Enrique Escobedo 

La frase que intitula este ensayo se le atribuye a Napoleón Bonaparte y dicen quienes saben de geopolítica y geoeconomía que en muchos sentidos es cierta. Es más, se me ocurre pensar en tres países que saben acerca del sentido de esa sentencia. Me refiero a México, Ucrania y Polonia. Tres pueblos diferentes en cultura, idioma e historia a la de sus respectivos poderosos vecinos. Nuestro país con los Estados Unidos y a esas dos naciones que tienen a Rusia de vecina. 

La relación entre México y Estados Unidos está plagada de intervenciones de ese país en contra nuestra. Además de inventar una guerra a fin de quitarnos más de la mitad del territorio en 1847, apoyaron el golpe de Estado en contra del presidente Francisco I. Madero en 1913, invadieron el puerto de Veracruz en 1914 e incentivaron su tristemente Expedición Punitiva 1916; por citar unos ejemplos. Es más, durante la administración Carter supimos que su asesor estrella en seguridad nacional Zbigniew Brzezinski dijo “no queremos un Japón al sur de nuestra frontera”. Con dichos ejemplos queda claro y demostrado que nuestro destino está sujeto en gran medida a los caprichos y designios de los gringos y que ellos, en calidad de super potencia acotan nuestro progreso y desarrollo.
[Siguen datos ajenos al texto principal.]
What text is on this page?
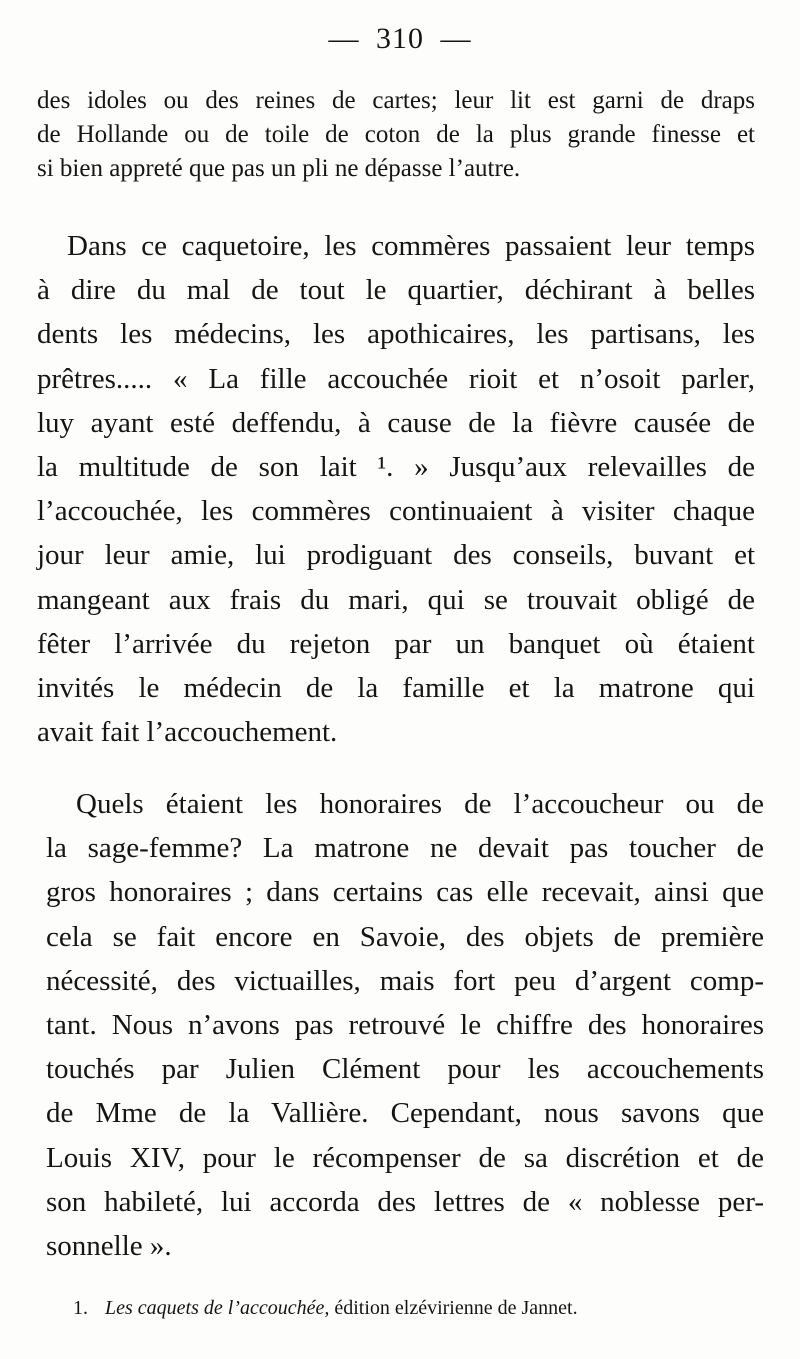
— 310 —
des idoles ou des reines de cartes; leur lit est garni de draps
de Hollande ou de toile de coton de la plus grande finesse et
si bien appreté que pas un pli ne dépasse l’autre.
Dans ce caquetoire, les commères passaient leur temps
à dire du mal de tout le quartier, déchirant à belles
dents les médecins, les apothicaires, les partisans, les
prêtres..... « La fille accouchée rioit et n’osoit parler,
luy ayant esté deffendu, à cause de la fièvre causée de
la multitude de son lait ¹. » Jusqu’aux relevailles de
l’accouchée, les commères continuaient à visiter chaque
jour leur amie, lui prodiguant des conseils, buvant et
mangeant aux frais du mari, qui se trouvait obligé de
fêter l’arrivée du rejeton par un banquet où étaient
invités le médecin de la famille et la matrone qui
avait fait l’accouchement.
Quels étaient les honoraires de l’accoucheur ou de
la sage-femme? La matrone ne devait pas toucher de
gros honoraires ; dans certains cas elle recevait, ainsi que
cela se fait encore en Savoie, des objets de première
nécessité, des victuailles, mais fort peu d’argent comp-
tant. Nous n’avons pas retrouvé le chiffre des honoraires
touchés par Julien Clément pour les accouchements
de Mme de la Vallière. Cependant, nous savons que
Louis XIV, pour le récompenser de sa discrétion et de
son habileté, lui accorda des lettres de « noblesse per-
sonnelle ».
1. Les caquets de l’accouchée, édition elzévirienne de Jannet.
De ahí que nosotros debemos ser lo suficientemente inteligentes a fin de evitar ser sojuzgados.  

Por lo que respecta a Polonia es sabido que históricamente ese bravo pueblo ha sido objeto de incursiones y asesinatos del ejército ruso a fin de expandir el imperialismo zarista, estalinista y ahora putinesco.  Tristemente, lo mismo ocurre en la valiente Ucrania que se niega a tener un gobierno títere al servicio de Rusia. Son dos naciones europeas que duermen junto al oso.  

Queda claro, por lo tanto, que Rusia y Estados Unidos, recurren a estrategias semejantes, a fin de obtener recursos de manera inescrupulosa de sus vecinos. La historia lo confirma. Recordemos al bandolero John Houston quien hipócritamente fue poblando el territorio de Texas y cuando vio el momento oportuno, con el apoyo de armas de los norteamericanos, proclamaron su independencia en 1838. Esa misma estrategia la repitió Stalin al obligar a comunidades enteras de rusos a poblar las repúblicas soviéticas socialistas. Él sabía que si alguna república, con el tiempo reclamaba su independencia, utilizaría a los asentamientos de rusos a fin de crear guerras civiles, conflictos y solicitar la ayuda de Moscú. En otras palabras, Putin continúa con la misma estrategia de Stalin y del presidente americano James Monroe de 1823, “América para los americanos”. En otras palabras, se sienten amos de sus vecinos en nombre de su seguridad nacional y de los recursos que necesitan. 

Tal vez cuando se publique este articulo el triunfo ruso sobre Ucrania ya sea un hecho. No hay manera de que triunfe la independencia y la soberanía ucranianas en estos momentos. Moscú impondrá un títere de gobierno, como lo hicieron los norteamericanos en América Latina gran parte del siglo pasado y se chuparán los recursos naturales de las naciones “colonizadas”. 

He leído con asombro articulistas que justifican la invasión rusa, como también lo hicieron otros articulistas que desde el 2001 justificaron las invasiones gringas a nueve países islámicos y mataron a once millones de musulmanes. He dicho que con asombro pues hacen sombra pesada y nebulosa respecto al futuro de la humanidad y del planeta. Estamos ante dos naciones, sin importar quien sea su presidente, que sólo piensan en el bienestar de sus gobernados, lo cual parecería una idea plausible, pero olvidan que sus doctrinas de expansión y dominio terminarán por asesinar a sus propios pueblos, pues el mundo es sólo uno y no tenemos otro. De ahí que México, Polonia y Ucrania aún tenemos mucho por hacer, pues la geografía marca parte de nuestro destino, pero no fatalmente, ya que es una dualidad de ida y de vuelta.